<i>Human rights abuses in Asia come under US fire </i>
The United States ranked North Korea and Myanmar Tuesday among the world's worst violators of human rights and took other Asian countries to task for alleged abuses.
But the State Department's 2007 Human Rights Report dropped China from the category of worst violators -- even while denouncing its poor record -- and noted progress in Thailand's return to democracy following its 2006 coup.
And it hailed multiparty democracies like India and Indonesia for generally respecting citizens' rights, while still pointing out major problems.
"Countries in which power was concentrated in the hands of unaccountable rulers remained the world's most systematic human rights violators," the report said, singling out Myanmar and North Korea for this category -- which also included Zimbabwe, Iran and Cuba.
The North Korean regime of Kim Jong-Il "continued to control almost all aspects of citizens' lives, denying freedom of speech, press, assembly, and association, and restricting freedom of movement and workers' rights," it said.
It cited reports of extrajudicial killings, disappearances and arbitrary detention.
It said Myanmar's "abysmal human rights record" only worsened in the past year.
The military junta "continued to commit extrajudicial killings and was responsible for disappearances, arbitrary and indefinite detentions, rape, and torture."
It shone a spotlight on the crackdown on pro-democracy demonstrators in September when it said security forces killed at least 30 demonstrators and detained over 3,000 others.
The report said human rights in Pakistan worsened last year despite President Pervez Musharraf's repeated pledges to foster democracy in the key US ally. It highlighted a period of emergency rule late last year.
In Sri Lanka, it said, "the government's respect for human rights continued to decline due in part to the escalation of the armed conflict," with the ethnic Tamil minority the "overwhelming majority of victims" of abuses.
A multiparty democracy that outshone its neighbors, India "generally respected the rights of its citizens," but its record was marred by a number of problems, it said.

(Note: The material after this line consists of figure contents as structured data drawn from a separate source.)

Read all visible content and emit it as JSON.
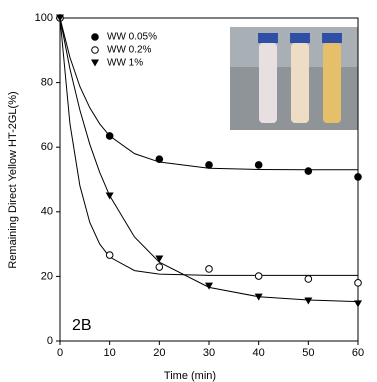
{
  "chart_data": {
    "type": "scatter",
    "x_label": "Time (min)",
    "y_label": "Remaining Direct Yellow HT-2GL(%)",
    "annotation": "2B",
    "x": [
      0,
      10,
      20,
      30,
      40,
      50,
      60
    ],
    "fit_x": [
      0,
      2,
      4,
      6,
      8,
      10,
      15,
      20,
      30,
      40,
      50,
      60
    ],
    "series": [
      {
        "name": "WW 0.05%",
        "color": "#000000",
        "marker": "filled-circle",
        "values": [
          100,
          63.5,
          56.3,
          54.5,
          54.5,
          52.6,
          50.8
        ],
        "fit": [
          100,
          87.8,
          78.8,
          72.2,
          67.2,
          63.5,
          58,
          55.4,
          53.5,
          53.1,
          53,
          53
        ]
      },
      {
        "name": "WW 0.2%",
        "color": "#000000",
        "marker": "open-circle",
        "values": [
          100,
          26.6,
          22.9,
          22.3,
          20.1,
          19.2,
          18
        ],
        "fit": [
          100,
          67.3,
          48.1,
          36.7,
          30,
          26,
          21.8,
          20.7,
          20.3,
          20.3,
          20.3,
          20.3
        ]
      },
      {
        "name": "WW 1%",
        "color": "#000000",
        "marker": "triangle-down",
        "values": [
          100,
          44.9,
          25.4,
          17,
          13.6,
          12.4,
          11.5
        ],
        "fit": [
          100,
          84.3,
          71.5,
          60.9,
          52.2,
          45,
          32.2,
          24.4,
          16.6,
          13.7,
          12.7,
          12.2
        ]
      }
    ],
    "xlim": [
      0,
      60
    ],
    "xticks": [
      0,
      10,
      20,
      30,
      40,
      50,
      60
    ],
    "ylim": [
      0,
      100
    ],
    "yticks": [
      0,
      20,
      40,
      60,
      80,
      100
    ],
    "legend": "upper-left",
    "grid": false
  }
}
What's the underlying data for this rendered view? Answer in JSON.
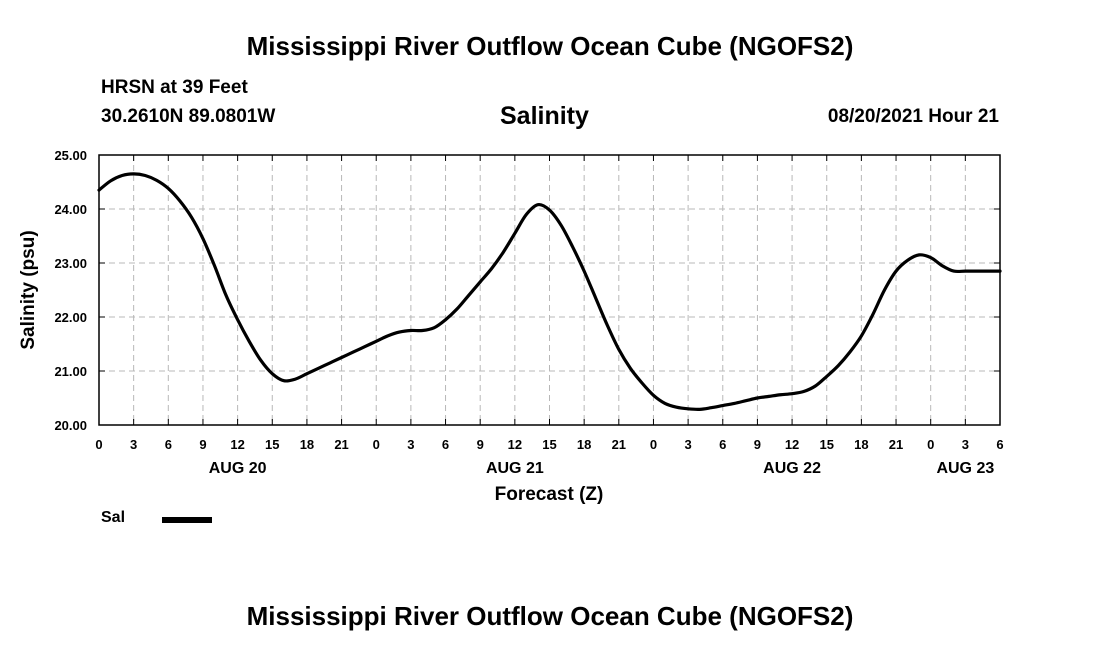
{
  "page_title": "Mississippi River Outflow Ocean Cube (NGOFS2)",
  "footer_title": "Mississippi River Outflow Ocean Cube (NGOFS2)",
  "station": {
    "name": "HRSN at 39 Feet",
    "coords": "30.2610N  89.0801W"
  },
  "plot_title": "Salinity",
  "issued": "08/20/2021 Hour 21",
  "legend": {
    "label": "Sal",
    "color": "#000000"
  },
  "chart_data": {
    "type": "line",
    "title": "Salinity",
    "xlabel": "Forecast (Z)",
    "ylabel": "Salinity (psu)",
    "xlim": [
      0,
      78
    ],
    "ylim": [
      20.0,
      25.0
    ],
    "y_ticks": [
      20.0,
      21.0,
      22.0,
      23.0,
      24.0,
      25.0
    ],
    "y_tick_labels": [
      "20.00",
      "21.00",
      "22.00",
      "23.00",
      "24.00",
      "25.00"
    ],
    "x_ticks": [
      0,
      3,
      6,
      9,
      12,
      15,
      18,
      21,
      24,
      27,
      30,
      33,
      36,
      39,
      42,
      45,
      48,
      51,
      54,
      57,
      60,
      63,
      66,
      69,
      72,
      75,
      78
    ],
    "x_tick_labels": [
      "0",
      "3",
      "6",
      "9",
      "12",
      "15",
      "18",
      "21",
      "0",
      "3",
      "6",
      "9",
      "12",
      "15",
      "18",
      "21",
      "0",
      "3",
      "6",
      "9",
      "12",
      "15",
      "18",
      "21",
      "0",
      "3",
      "6"
    ],
    "date_labels": [
      {
        "x": 12,
        "label": "AUG 20"
      },
      {
        "x": 36,
        "label": "AUG 21"
      },
      {
        "x": 60,
        "label": "AUG 22"
      },
      {
        "x": 75,
        "label": "AUG 23"
      }
    ],
    "grid": true,
    "series": [
      {
        "name": "Sal",
        "color": "#000000",
        "x": [
          0,
          1,
          2,
          3,
          4,
          5,
          6,
          7,
          8,
          9,
          10,
          11,
          12,
          13,
          14,
          15,
          16,
          17,
          18,
          19,
          20,
          21,
          22,
          23,
          24,
          25,
          26,
          27,
          28,
          29,
          30,
          31,
          32,
          33,
          34,
          35,
          36,
          37,
          38,
          39,
          40,
          41,
          42,
          43,
          44,
          45,
          46,
          47,
          48,
          49,
          50,
          51,
          52,
          53,
          54,
          55,
          56,
          57,
          58,
          59,
          60,
          61,
          62,
          63,
          64,
          65,
          66,
          67,
          68,
          69,
          70,
          71,
          72,
          73,
          74,
          75,
          76,
          77,
          78
        ],
        "y": [
          24.35,
          24.52,
          24.62,
          24.65,
          24.62,
          24.53,
          24.38,
          24.15,
          23.85,
          23.45,
          22.95,
          22.4,
          21.95,
          21.55,
          21.2,
          20.95,
          20.82,
          20.85,
          20.95,
          21.05,
          21.15,
          21.25,
          21.35,
          21.45,
          21.55,
          21.65,
          21.72,
          21.75,
          21.75,
          21.8,
          21.95,
          22.15,
          22.4,
          22.65,
          22.9,
          23.2,
          23.55,
          23.9,
          24.08,
          23.98,
          23.7,
          23.3,
          22.85,
          22.35,
          21.85,
          21.4,
          21.05,
          20.78,
          20.55,
          20.4,
          20.33,
          20.3,
          20.29,
          20.32,
          20.36,
          20.4,
          20.45,
          20.5,
          20.53,
          20.56,
          20.58,
          20.62,
          20.72,
          20.9,
          21.1,
          21.35,
          21.65,
          22.05,
          22.5,
          22.85,
          23.05,
          23.15,
          23.1,
          22.95,
          22.85,
          22.85,
          22.85,
          22.85,
          22.85
        ]
      }
    ]
  }
}
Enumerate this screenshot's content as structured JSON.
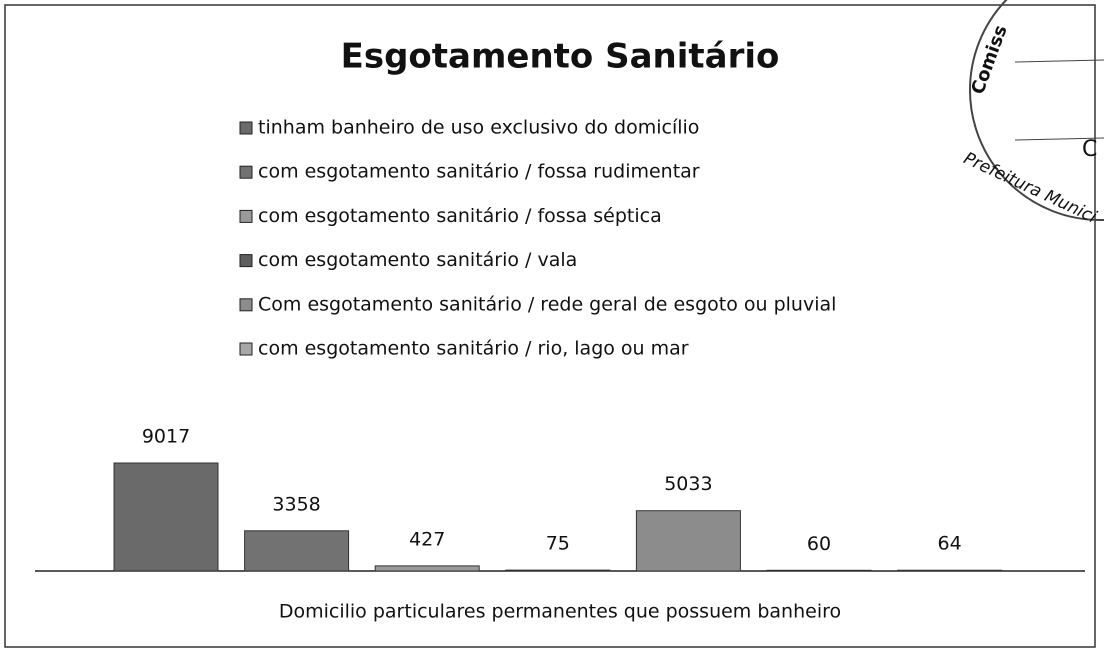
{
  "chart_data": {
    "type": "bar",
    "title": "Esgotamento Sanitário",
    "categories": [
      "Domicilio particulares permanentes que possuem banheiro"
    ],
    "series": [
      {
        "name": "tinham banheiro de uso exclusivo do domicílio",
        "color": "#6a6a6a",
        "values": [
          9017
        ]
      },
      {
        "name": "com esgotamento sanitário / fossa rudimentar",
        "color": "#727272",
        "values": [
          3358
        ]
      },
      {
        "name": "com esgotamento sanitário / fossa séptica",
        "color": "#9a9a9a",
        "values": [
          427
        ]
      },
      {
        "name": "com esgotamento sanitário / vala",
        "color": "#5e5e5e",
        "values": [
          75
        ]
      },
      {
        "name": "Com esgotamento sanitário / rede geral de esgoto ou pluvial",
        "color": "#8c8c8c",
        "values": [
          5033
        ]
      },
      {
        "name": "com esgotamento sanitário / rio, lago ou mar",
        "color": "#a8a8a8",
        "values": [
          60
        ]
      },
      {
        "name": null,
        "color": "#a0a0a0",
        "values": [
          64
        ]
      }
    ],
    "stamp": [
      "Comiss",
      "Prefeitura Munici",
      "C"
    ]
  }
}
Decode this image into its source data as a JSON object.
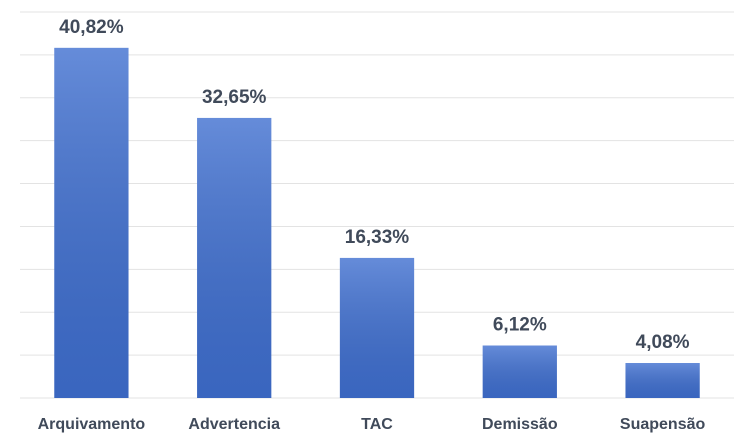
{
  "chart_data": {
    "type": "bar",
    "categories": [
      "Arquivamento",
      "Advertencia",
      "TAC",
      "Demissão",
      "Suapensão"
    ],
    "values": [
      40.82,
      32.65,
      16.33,
      6.12,
      4.08
    ],
    "value_labels": [
      "40,82%",
      "32,65%",
      "16,33%",
      "6,12%",
      "4,08%"
    ],
    "color": "#3f6fd0",
    "ylim": [
      0,
      45
    ],
    "yticks": [
      0,
      5,
      10,
      15,
      20,
      25,
      30,
      35,
      40,
      45
    ],
    "grid": true
  }
}
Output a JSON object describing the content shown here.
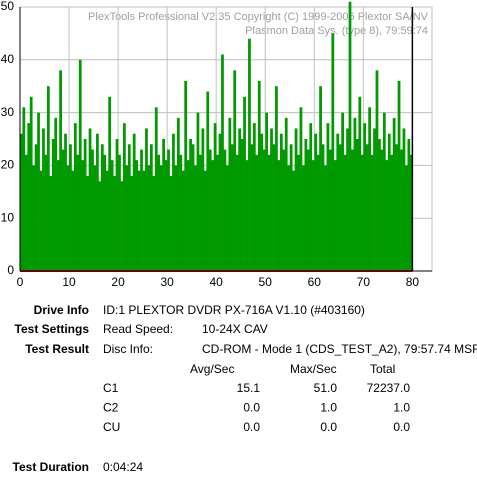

It cited major problems like extrajudicial killings of persons in custody, disappearances, and torture and rape by police and other security forces.
The report said the Malaysian government "generally respected the human rights of its citizens."
In Australia, the report mentioned "domestic violence against women and children, particularly in Aboriginal communities, and societal discrimination against Aboriginal people.”